• 文献标题:   Graphene-based double-loaded complementary split ring resonator (CSRR) slotted MIMO patch antenna for spectroscopy and imaging THz applications
  • 文献类型:   Article
  • 作  者:   DAVE K, SORATHIYA V, LAVADIYA SP, PATEL SK, DHANKECHA U, SWAIN D, FARAGALLAH OS, EID MMA, RASHED ANZ
  • 作者关键词:   terahertz thz, graphene, mimo, reflectance coefficient, gain
  • 出版物名称:   APPLIED PHYSICS AMATERIALS SCIENCE PROCESSING
  • ISSN:   0947-8396 EI 1432-0630
  • 通讯作者地址:  
  • 被引频次:   6
  • DOI:   10.1007/s00339-022-05820-6
  • 出版年:   2022

▎ 摘  要

Wireless data transmission has surged at an exponential rate and researchers are now looking at radio frequency bands that can accommodate these ever-increasing needs of cellular data users. Wireless infrastructure must be developed and utilized to meet the growing capacity and connectivity requirements. To fulfil the requirement of high-speed data transmission in wireless devices and applications, Terahertz (THz) frequency range (0.1-10) THz is considered to be the crucial step and has aroused the curiosity of the research community.
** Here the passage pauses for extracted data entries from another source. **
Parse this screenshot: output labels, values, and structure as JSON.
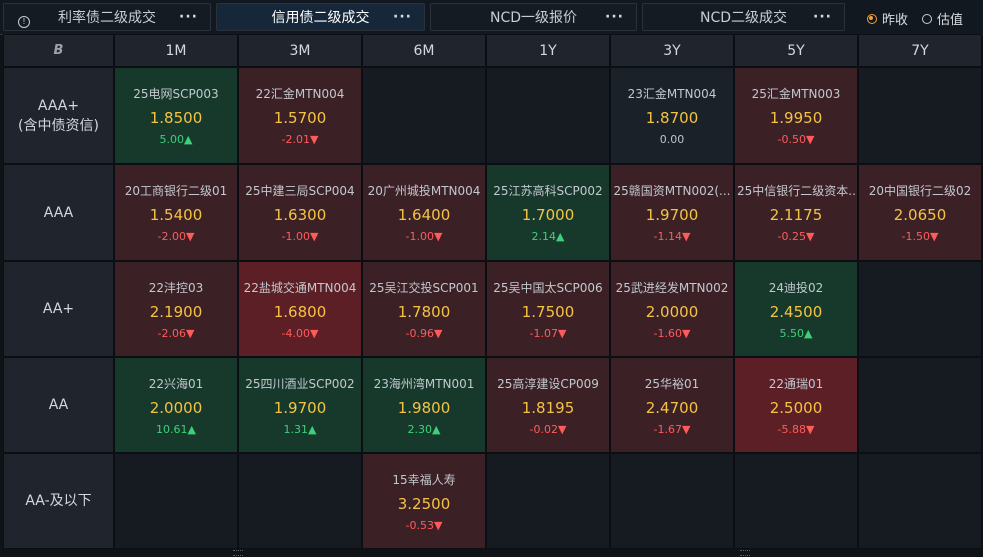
{
  "tabs": [
    {
      "label": "利率债二级成交",
      "active": false
    },
    {
      "label": "信用债二级成交",
      "active": true
    },
    {
      "label": "NCD一级报价",
      "active": false
    },
    {
      "label": "NCD二级成交",
      "active": false
    }
  ],
  "more_label": "···",
  "radio": {
    "prev_close": "昨收",
    "valuation": "估值"
  },
  "corner_logo": "B",
  "columns": [
    "1M",
    "3M",
    "6M",
    "1Y",
    "3Y",
    "5Y",
    "7Y"
  ],
  "rows": [
    {
      "label_line1": "AAA+",
      "label_line2": "(含中债资信)",
      "cells": [
        {
          "name": "25电网SCP003",
          "yield": "1.8500",
          "change": "5.00▲",
          "dir": "up"
        },
        {
          "name": "22汇金MTN004",
          "yield": "1.5700",
          "change": "-2.01▼",
          "dir": "down"
        },
        null,
        null,
        {
          "name": "23汇金MTN004",
          "yield": "1.8700",
          "change": "0.00",
          "dir": "flat"
        },
        {
          "name": "25汇金MTN003",
          "yield": "1.9950",
          "change": "-0.50▼",
          "dir": "down"
        },
        null
      ]
    },
    {
      "label_line1": "AAA",
      "label_line2": "",
      "cells": [
        {
          "name": "20工商银行二级01",
          "yield": "1.5400",
          "change": "-2.00▼",
          "dir": "down"
        },
        {
          "name": "25中建三局SCP004",
          "yield": "1.6300",
          "change": "-1.00▼",
          "dir": "down"
        },
        {
          "name": "20广州城投MTN004",
          "yield": "1.6400",
          "change": "-1.00▼",
          "dir": "down"
        },
        {
          "name": "25江苏高科SCP002",
          "yield": "1.7000",
          "change": "2.14▲",
          "dir": "up"
        },
        {
          "name": "25赣国资MTN002(...",
          "yield": "1.9700",
          "change": "-1.14▼",
          "dir": "down"
        },
        {
          "name": "25中信银行二级资本...",
          "yield": "2.1175",
          "change": "-0.25▼",
          "dir": "down"
        },
        {
          "name": "20中国银行二级02",
          "yield": "2.0650",
          "change": "-1.50▼",
          "dir": "down"
        }
      ]
    },
    {
      "label_line1": "AA+",
      "label_line2": "",
      "cells": [
        {
          "name": "22沣控03",
          "yield": "2.1900",
          "change": "-2.06▼",
          "dir": "down"
        },
        {
          "name": "22盐城交通MTN004",
          "yield": "1.6800",
          "change": "-4.00▼",
          "dir": "down-strong"
        },
        {
          "name": "25吴江交投SCP001",
          "yield": "1.7800",
          "change": "-0.96▼",
          "dir": "down"
        },
        {
          "name": "25吴中国太SCP006",
          "yield": "1.7500",
          "change": "-1.07▼",
          "dir": "down"
        },
        {
          "name": "25武进经发MTN002",
          "yield": "2.0000",
          "change": "-1.60▼",
          "dir": "down"
        },
        {
          "name": "24迪投02",
          "yield": "2.4500",
          "change": "5.50▲",
          "dir": "up"
        },
        null
      ]
    },
    {
      "label_line1": "AA",
      "label_line2": "",
      "cells": [
        {
          "name": "22兴海01",
          "yield": "2.0000",
          "change": "10.61▲",
          "dir": "up"
        },
        {
          "name": "25四川酒业SCP002",
          "yield": "1.9700",
          "change": "1.31▲",
          "dir": "up"
        },
        {
          "name": "23海州湾MTN001",
          "yield": "1.9800",
          "change": "2.30▲",
          "dir": "up"
        },
        {
          "name": "25高淳建设CP009",
          "yield": "1.8195",
          "change": "-0.02▼",
          "dir": "down"
        },
        {
          "name": "25华裕01",
          "yield": "2.4700",
          "change": "-1.67▼",
          "dir": "down"
        },
        {
          "name": "22通瑞01",
          "yield": "2.5000",
          "change": "-5.88▼",
          "dir": "down-strong"
        },
        null
      ]
    },
    {
      "label_line1": "AA-及以下",
      "label_line2": "",
      "cells": [
        null,
        null,
        {
          "name": "15幸福人寿",
          "yield": "3.2500",
          "change": "-0.53▼",
          "dir": "down"
        },
        null,
        null,
        null,
        null
      ]
    }
  ]
}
Antennas are the critical part of any THz communication system and require a great deal of expertise for the designing part. The design and construction of a miniaturized THz antenna employing a complementary split ring and a modified ground structure are given in this article. The planned antenna comprises a complementary split ring formed by two slots etched on a patch, one substrate layer, and a common ground plane that is changed to achieve the appropriate resonance frequency. The designed multi-input multi-output (MIMO) antenna shows a wide fractional bandwidth of 85.81% from 2.5 to 11 THz by making exhibits a wide impedance bandwidth of 85.81% (2.5-11 THz) due to the derived changes in the MIMO configuration. The proposed design has a maximum gain of 49 decibels. The developed MIMO antenna is effective for Wireless Body Area Network (WBAN) applications, health care, aerospace, and biomedical imaging in the THz frequency range because of better gain, wider bandwidth, and good isolation.